Ему не хотелось возвращаться домой, поэтому он отправился на Унтер ден Линден, где в кафе и погребках было ещё довольно много народу. До сих пор Пер по возможности обходил стороной эти фешенебельные ресторации, потому что там всё стоило до чёртиков дорого. При всём своём стремлении казаться светским человеком, он сызмальства не любил сорить деньгами и, сказать по чести, лучше всего чувствовал себя в излюбленном кабачке художников, куда водил его Фритьоф и где можно было получить полуфунтовый бифштекс с яичницей, солидную булку, кусок сыра, две кружки пива и в придачу приветливую улыбку кельнерши всего за две марки. Но в хмельном возбуждении этой ночи он отбросил свои мещанские предрассудки и вошёл в один из самых роскошных офицерских ресторанов, неподалёку от гауптвахты.

Сидя за бутылкой охлаждённого на льду «Vix bara», Пер смотрел, как весело кружатся пары, бряцая саблями и шурша шелком, и продолжал себя уговаривать. Баронский титул, о котором рассказывал ему дядя Генрих, не выходил у него из головы. А вдруг он и впрямь станет бароном! Без знатного имени в этих кругах ничего не добьёшься. Но зато, став бароном, он не побоится никакого соперничества. Правда, по совести говоря, он ещё мало чего сумел достичь — всего лишь один перехваченный взгляд. Но разве он располагал большим, разве он располагал хоть единственным взглядом, когда в своё время обратил взоры на Якобу? Надо только быть смелым и верить в свою счастливую звезду. Недаром же его девиз: «Я так хочу!»

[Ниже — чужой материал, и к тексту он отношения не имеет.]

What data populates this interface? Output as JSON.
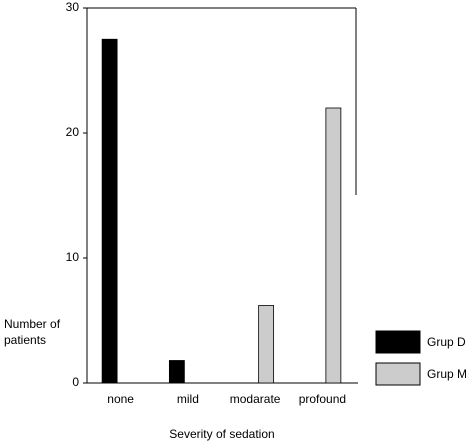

Домой он добрался уже в четвёртом часу, но возбуждение не давало ему заснуть. Он метался по постели, пил воду стакан за стаканом — и всё не мог успокоиться. Не только фантастические и дерзкие мечты о будущем мешали ему уснуть. Во мраке и одиночестве проснулись другие мысли и волновали его кровь.

Всё время, что он жил в Берлине, его преследовало странное беспокойство, которое, словно тень из сказки Андерсена, появлялось только в тишине, когда кругом никого нет. Это была неотвязная мысль об отце и его возможной смерти. Проще сказать, днём, когда он занимался делом или сидел с друзьями в кафе, эта мысль не волновала его, но стоило ему остаться одному, в чужом городе, особенно по вечерам, когда он возвращался домой в свои пустые и неуютные комнаты на Карлштрассе, призрак снова вставал перед ним. Каждую ночь, пока, сняв пиджак, он стоял перед постелью и заводил часы, он задавал себе один и тот же вопрос: «А вдруг отец сегодня умер?»